For me, however, this acceptance of the formal reasoning embodied in the above is belied by my negative reaction to the deployment of said reasoning by the Religious Right. In fact, one could characterize the recent emergence of the Religious Right as a mass acceptance of this formal reasoning; they determined that their religious lives aren't, or shouldn't be, divorced from their lives in the body politic, and acted on that reasoning. To sharpen that point, it's precisely that conflation that liberals have been absolutely railing against since the Kerry/Bush race. Their argument is based on the concept of Public Reason: for a democracy to be legitimate, its decision must be based on ideas that are accessible to everyone.

There's clearly a tension between these two ideas, however. My question is: how do we reconcile them? Do we argue, as my leftist college pals did, that the formal reasoning of 'the personal is the political' entails certain substantive political values? Do we abandon the normative notion that 'the personal is political' is always good? To do the latter ends in an adjudication between substantive values that seems arbitrary to me.
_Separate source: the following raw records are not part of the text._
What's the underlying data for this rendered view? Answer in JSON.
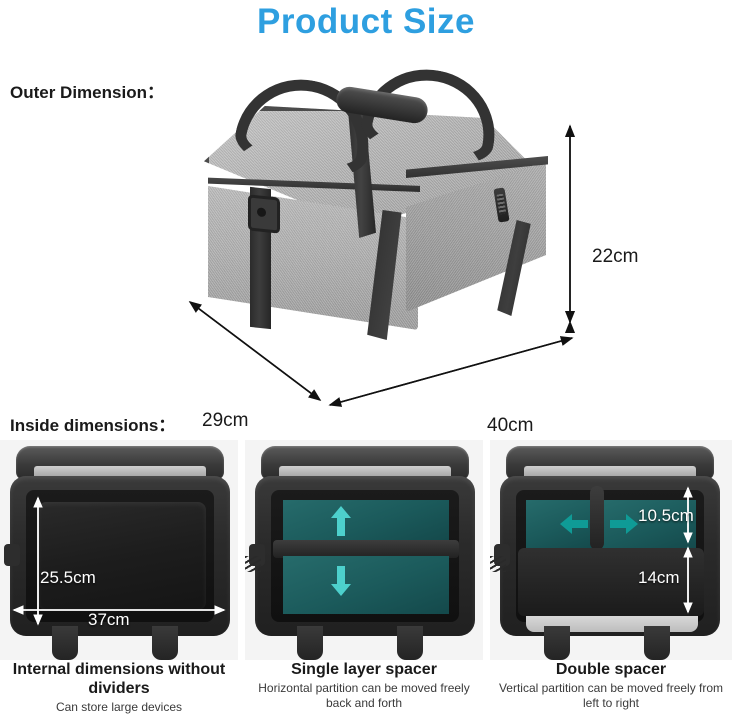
{
  "title": "Product Size",
  "theme": {
    "title_color": "#2e9fe0",
    "text_color": "#1a1a1a",
    "bag_fabric_color": "#a8a8a8",
    "bag_strap_color": "#2e2e2e",
    "divider_teal": "#1b5a5b",
    "arrow_teal": "#4dd0cc",
    "panel_background": "#f4f4f4"
  },
  "outer": {
    "label": "Outer Dimension：",
    "dimensions": {
      "height": "22cm",
      "depth": "29cm",
      "width": "40cm"
    }
  },
  "inside": {
    "label": "Inside dimensions：",
    "panels": [
      {
        "id": "internal-no-dividers",
        "dims": {
          "height": "25.5cm",
          "width": "37cm"
        },
        "caption_title": "Internal dimensions without dividers",
        "caption_sub": "Can store large devices"
      },
      {
        "id": "single-layer-spacer",
        "dims": {},
        "caption_title": "Single layer spacer",
        "caption_sub": "Horizontal partition can be moved freely back and forth"
      },
      {
        "id": "double-spacer",
        "dims": {
          "upper": "10.5cm",
          "lower": "14cm"
        },
        "caption_title": "Double spacer",
        "caption_sub": "Vertical partition can be moved freely from left to right"
      }
    ]
  }
}
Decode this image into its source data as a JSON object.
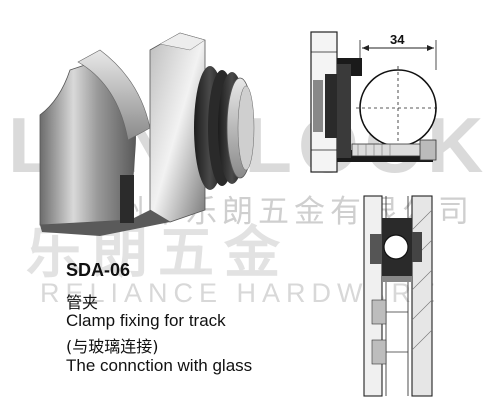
{
  "watermark": {
    "logo": "LENNLOCK",
    "company_cn": "广州市乐朗五金有限公司",
    "brand_cn": "乐朗五金",
    "brand_en": "RELIANCE HARDWARE"
  },
  "product": {
    "code": "SDA-06",
    "name_cn": "管夹",
    "description": "Clamp fixing for track",
    "note_cn": "(与玻璃连接)",
    "note_en": "The connction with glass"
  },
  "drawing": {
    "dimension_label": "34"
  }
}
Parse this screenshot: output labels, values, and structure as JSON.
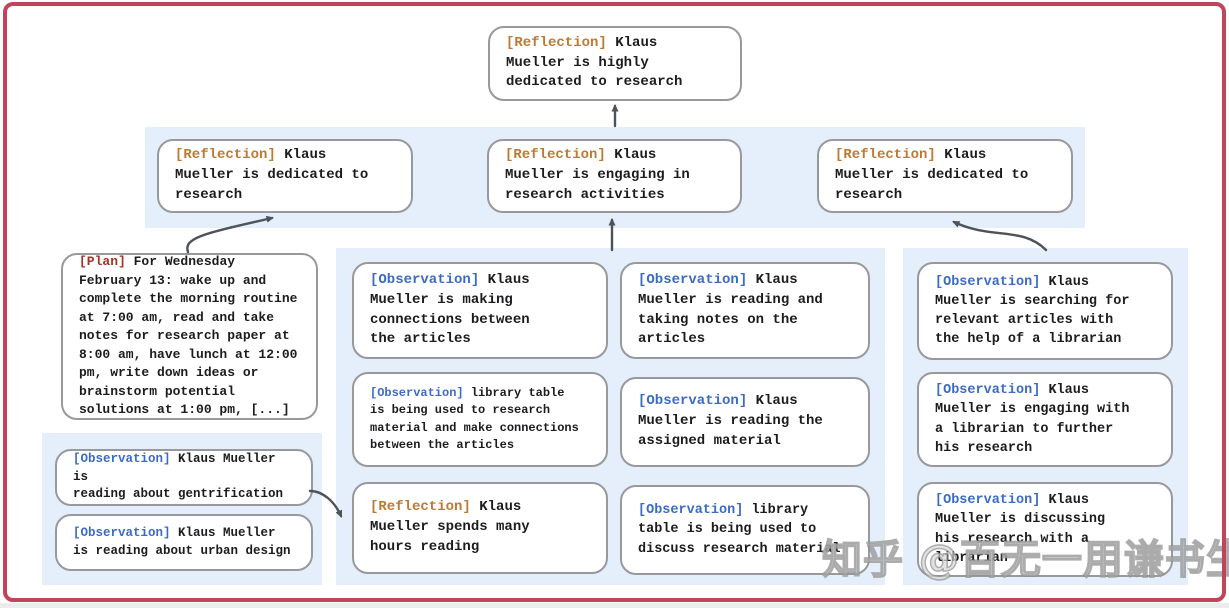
{
  "colors": {
    "frame": "#c2445a",
    "band": "#e5eefb",
    "box_border": "#97999c",
    "text": "#1c1c1e",
    "tag_reflection": "#bc7a35",
    "tag_observation": "#3c6bc5",
    "tag_plan": "#a63226",
    "arrow": "#4d5359"
  },
  "watermark": "知乎 @百无一用谦书生",
  "boxes": {
    "root": {
      "tag": "[Reflection]",
      "text": "Klaus\nMueller is highly\ndedicated to research"
    },
    "refl_left": {
      "tag": "[Reflection]",
      "text": "Klaus\nMueller is dedicated to\nresearch"
    },
    "refl_mid": {
      "tag": "[Reflection]",
      "text": "Klaus\nMueller is engaging in\nresearch activities"
    },
    "refl_right": {
      "tag": "[Reflection]",
      "text": "Klaus\nMueller is dedicated to\nresearch"
    },
    "plan": {
      "tag": "[Plan]",
      "text": "For Wednesday\nFebruary 13: wake up and\ncomplete the morning routine\nat 7:00 am, read and take\nnotes for research paper at\n8:00 am, have lunch at 12:00\npm, write down ideas or\nbrainstorm potential\nsolutions at 1:00 pm, [...]"
    },
    "obs_gentrification": {
      "tag": "[Observation]",
      "text": "Klaus Mueller is\nreading about gentrification"
    },
    "obs_urban_design": {
      "tag": "[Observation]",
      "text": "Klaus Mueller\nis reading about urban design"
    },
    "obs_connections": {
      "tag": "[Observation]",
      "text": "Klaus\nMueller is making\nconnections between\nthe articles"
    },
    "obs_library_research": {
      "tag": "[Observation]",
      "text": "library table\nis being used to research\nmaterial and make connections\nbetween the articles"
    },
    "refl_hours": {
      "tag": "[Reflection]",
      "text": "Klaus\nMueller spends many\nhours reading"
    },
    "obs_taking_notes": {
      "tag": "[Observation]",
      "text": "Klaus\nMueller is reading and\ntaking notes on the\narticles"
    },
    "obs_assigned": {
      "tag": "[Observation]",
      "text": "Klaus\nMueller is reading the\nassigned material"
    },
    "obs_library_discuss": {
      "tag": "[Observation]",
      "text": "library\ntable is being used to\ndiscuss research material"
    },
    "obs_searching": {
      "tag": "[Observation]",
      "text": "Klaus\nMueller is searching for\nrelevant articles with\nthe help of a librarian"
    },
    "obs_engaging": {
      "tag": "[Observation]",
      "text": "Klaus\nMueller is engaging with\na librarian to further\nhis research"
    },
    "obs_discussing": {
      "tag": "[Observation]",
      "text": "Klaus\nMueller is discussing\nhis research with a\nlibrarian"
    }
  }
}
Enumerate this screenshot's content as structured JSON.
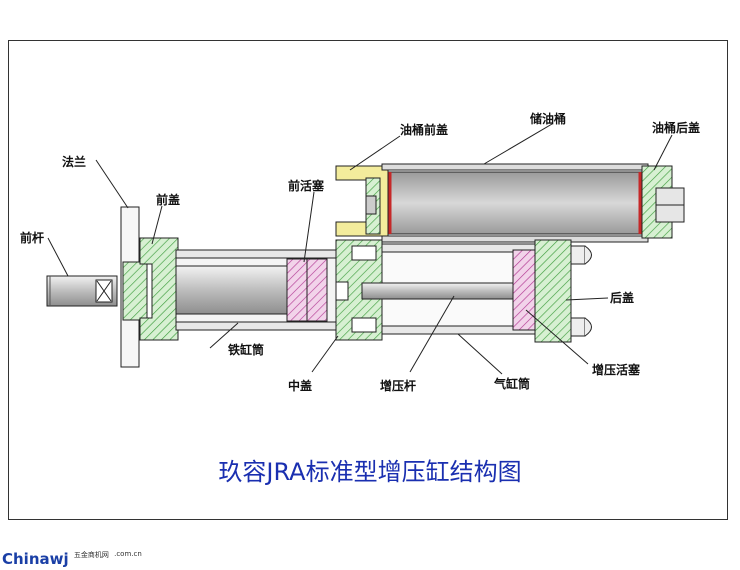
{
  "caption": "玖容JRA标准型增压缸结构图",
  "labels": {
    "flange": "法兰",
    "front_rod": "前杆",
    "front_cover": "前盖",
    "front_piston": "前活塞",
    "oil_barrel_front_cover": "油桶前盖",
    "oil_reservoir": "储油桶",
    "oil_barrel_rear_cover": "油桶后盖",
    "rear_cover": "后盖",
    "iron_cylinder": "铁缸筒",
    "middle_cover": "中盖",
    "booster_rod": "增压杆",
    "air_cylinder": "气缸筒",
    "booster_piston": "增压活塞"
  },
  "watermark": {
    "brand": "Chinawj",
    "small_top": "五金商机网",
    "small_bottom": ".com.cn"
  },
  "colors": {
    "hatch_green": "#4caf50",
    "hatch_pink": "#c0409a",
    "oil_yellow": "#f3ec9c",
    "caption_blue": "#1a2fb0",
    "red_line": "#c62828"
  }
}
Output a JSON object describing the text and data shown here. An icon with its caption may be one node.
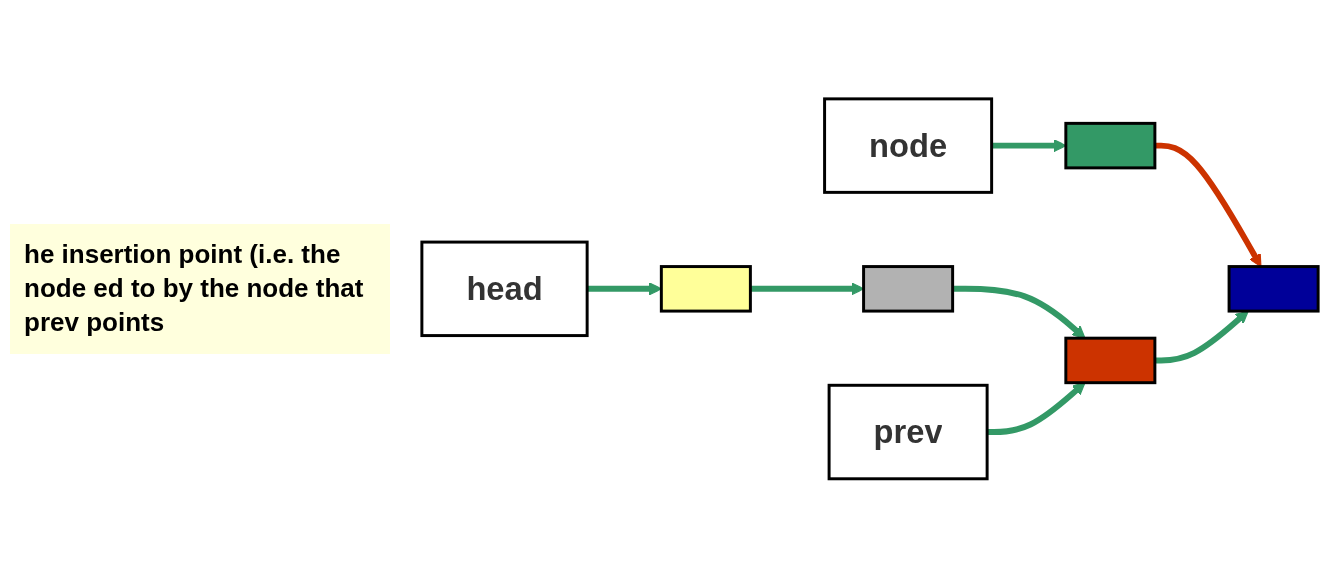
{
  "diagram": {
    "nodes": [
      {
        "text": [
          "node"
        ]
      },
      {
        "text": [],
        "shape": "box"
      },
      {
        "text": [
          "head"
        ]
      },
      {
        "text": [],
        "shape": "box"
      },
      {
        "text": [],
        "shape": "box"
      },
      {
        "text": [],
        "shape": "box"
      },
      {
        "text": [],
        "shape": "box"
      },
      {
        "text": [
          "prev"
        ]
      }
    ],
    "edges": [
      {
        "from": 0,
        "to": 1,
        "arrow": "to"
      },
      {
        "from": 1,
        "to": 6,
        "arrow": "to",
        "color": "#cc3300"
      },
      {
        "from": 2,
        "to": 3,
        "arrow": "to"
      },
      {
        "from": 3,
        "to": 4,
        "arrow": "to"
      },
      {
        "from": 4,
        "to": 5,
        "arrow": "to"
      },
      {
        "from": 5,
        "to": 6,
        "arrow": "to"
      },
      {
        "from": 7,
        "to": 5,
        "arrow": "to"
      }
    ],
    "labels": [
      "he insertion point (i.e. the node ed to by the node that prev points"
    ]
  }
}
Or do we bite the bullet and admit that 'the personal is political' isn't good or bad, and that its value rests solely on the substanive beliefs that are being justified by recourse to 'the personal is political'? Finally, should we abandon the idea altogether that the personal is the political?


* A bit more technically, marxism may entail substantive political beliefs if one holds all of Marx's ontological theses, one of which is a belief about the essence of man (for Marx, man is homo economicus; our sense of worth is derived from our labor and its fruits). Jettison that one belief, though, and the substantive political beliefs about state redistribution are no longer necessary. Since marxists jettisoned those beliefs long ago under the sway of post-modernist denials of essentialism, it was clear to me that one can be a contemporary marxist and an unabashed fan of capitalism. That's me in a nutshell.